The tax implications for an LLC taxed as an S corporation, compared to the default pass-through method, revolve around self-employment taxes. Under the default structure, owners pay self-employment tax on all business profits. In contrast, with S corporation status, only the reasonable W-2 salary paid to the owner is subject to Social Security and Medicare taxes; distributions are not. This can lead to potential tax savings for profitable businesses.
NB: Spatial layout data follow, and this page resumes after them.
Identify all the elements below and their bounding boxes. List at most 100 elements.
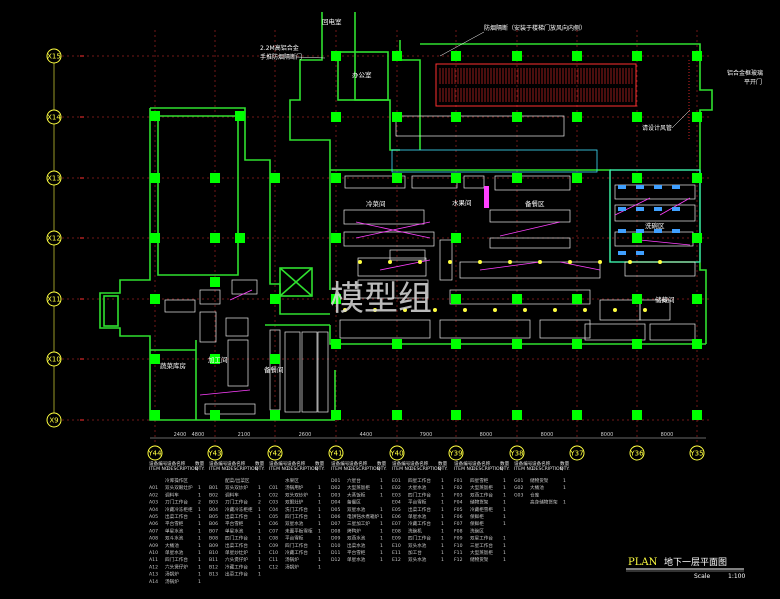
structural-column (392, 173, 402, 183)
structural-column (572, 173, 582, 183)
structural-column (692, 51, 702, 61)
table-cell-qty: 1 (258, 492, 261, 498)
table-cell-qty: 1 (503, 557, 506, 563)
table-cell-no: E07 (392, 521, 401, 527)
table-cell-name: 大桶池 (165, 542, 179, 549)
table-cell-qty: 1 (441, 528, 444, 534)
annotation-fire-shutter-1: 2.2M高铝合金 (260, 44, 299, 52)
table-cell-name: 双眼灶炉 (285, 499, 304, 506)
structural-column (632, 339, 642, 349)
table-cell-name: 配菜/出菜区 (225, 477, 250, 484)
table-cell-name: 冷藏工作台 (285, 549, 308, 556)
dimension-value: 2600 (299, 432, 312, 438)
equipment-connector (614, 197, 651, 216)
table-header-no: 设备编号 (149, 460, 168, 467)
equipment-tag (643, 308, 647, 312)
table-header-qty: QTY. (560, 466, 570, 472)
table-cell-name: 刀门工作台 (225, 499, 248, 506)
table-cell-qty: 1 (198, 507, 201, 513)
table-cell-name: 四门工作台 (285, 542, 308, 549)
table-header-qty: QTY. (438, 466, 448, 472)
table-header-name: 设备名称 (349, 460, 368, 467)
room-pantry: 备餐间 (264, 365, 284, 374)
table-cell-name: 四门工作台 (408, 535, 431, 542)
table-cell-qty: 1 (503, 543, 506, 549)
cyan-corridors (391, 149, 701, 263)
equipment-tag (618, 251, 626, 255)
table-cell-name: 四门工作台 (165, 556, 188, 563)
structural-column (572, 112, 582, 122)
table-cell-no: E02 (392, 485, 401, 491)
table-cell-qty: 1 (380, 485, 383, 491)
table-cell-name: 四门工作台 (285, 513, 308, 520)
table-cell-qty: 1 (318, 500, 321, 506)
table-cell-qty: 1 (198, 572, 201, 578)
equipment-tag (654, 207, 662, 211)
table-cell-qty: 1 (198, 557, 201, 563)
table-cell-name: 汤锅炉 (165, 571, 179, 578)
table-cell-qty: 1 (318, 557, 321, 563)
table-cell-no: D08 (331, 528, 340, 534)
table-cell-no: A10 (149, 550, 158, 556)
structural-column (270, 410, 280, 420)
table-cell-name: 六星台 (347, 477, 361, 484)
equipment-outline (649, 323, 696, 341)
table-cell-qty: 1 (441, 543, 444, 549)
structural-column (392, 410, 402, 420)
room-side: 蔬菜库房 (160, 361, 186, 370)
plan-title-en: PLAN (628, 557, 658, 568)
table-cell-name: 四星雪柜 (470, 477, 489, 484)
table-cell-name: 平台雪柜 (285, 535, 304, 542)
equipment-tag (618, 229, 626, 233)
table-cell-qty: 1 (503, 550, 506, 556)
structural-column (150, 354, 160, 364)
structural-column (632, 410, 642, 420)
structural-column (692, 173, 702, 183)
equipment-tag (672, 185, 680, 189)
dimension-value: 7900 (420, 432, 433, 438)
table-cell-name: 单星水池 (165, 527, 184, 534)
equipment-tag (636, 207, 644, 211)
table-cell-qty: 1 (318, 507, 321, 513)
equipment-outline (164, 299, 196, 313)
table-header-no: 设备编号 (269, 460, 288, 467)
equipment-outline (301, 331, 318, 413)
table-cell-no: C02 (269, 492, 278, 498)
table-header-name: DESCRIPTION (287, 466, 318, 472)
structural-column (331, 173, 341, 183)
door-marker (484, 186, 489, 208)
table-cell-name: 备餐区 (347, 499, 361, 506)
table-cell-no: A04 (149, 507, 158, 513)
room-office: 办公室 (352, 70, 372, 79)
table-cell-no: A11 (149, 557, 158, 563)
annotation-fire-shutter-2: 手推防烟隔断门 (260, 53, 302, 61)
column-axis-label: Y43 (207, 450, 221, 458)
structural-column (150, 294, 160, 304)
structural-column (392, 339, 402, 349)
table-cell-name: 烤鸭炉 (347, 527, 361, 534)
table-cell-qty: 1 (563, 500, 566, 506)
equipment-tag (508, 260, 512, 264)
structural-column (150, 410, 160, 420)
equipment-tag (658, 260, 662, 264)
table-cell-no: F09 (454, 536, 463, 542)
table-cell-qty: 1 (318, 550, 321, 556)
table-cell-qty: 1 (258, 572, 261, 578)
table-header-name: 设备名称 (472, 460, 491, 467)
structural-column (632, 233, 642, 243)
table-cell-no: D03 (331, 492, 340, 498)
table-cell-no: F05 (454, 507, 463, 513)
structural-column (512, 112, 522, 122)
table-cell-name: 汤锅炉 (285, 556, 299, 563)
equipment-connector (199, 389, 251, 396)
table-cell-name: 六头煲仔炉 (225, 556, 248, 563)
structural-column (210, 233, 220, 243)
annotation-design-fan: 请设计风管 (642, 124, 672, 132)
table-cell-name: 汤锅炉 (165, 578, 179, 585)
table-cell-qty: 1 (318, 543, 321, 549)
table-cell-qty: 1 (198, 521, 201, 527)
table-cell-qty: 1 (318, 514, 321, 520)
table-cell-no: C05 (269, 514, 278, 520)
table-cell-name: 平台雪柜 (347, 549, 366, 556)
table-cell-name: 四星工作台 (408, 477, 431, 484)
Operating an LLC as an S corporation with payroll entails ongoing compliance. Businesses must regularly file federal payroll tax forms, such as Form 941, “Employer’s Quarterly Federal Tax Return,” due quarterly (April 30, July 31, October 31, and January 31). Form 940, “Employer’s Annual Federal Unemployment (FUTA) Tax Return,” is filed annually by January 31. Federal tax deposits for withheld income and FICA taxes must be made regularly (monthly or semi-weekly), depending on the business’s tax liability.
State payroll tax filings and deposit schedules vary by jurisdiction. Maintaining accurate payroll records, including wage statements and tax forms, is essential for demonstrating compliance. The IRS requires adherence to the “reasonable compensation” rule for S corporation owners. If the IRS determines the salary is unreasonably low, it can reclassify distributions as wages, potentially resulting in back taxes, penalties, and interest. The S corporation must also file its annual income tax return, Form 1120-S, and issue Schedule K-1s to its shareholders.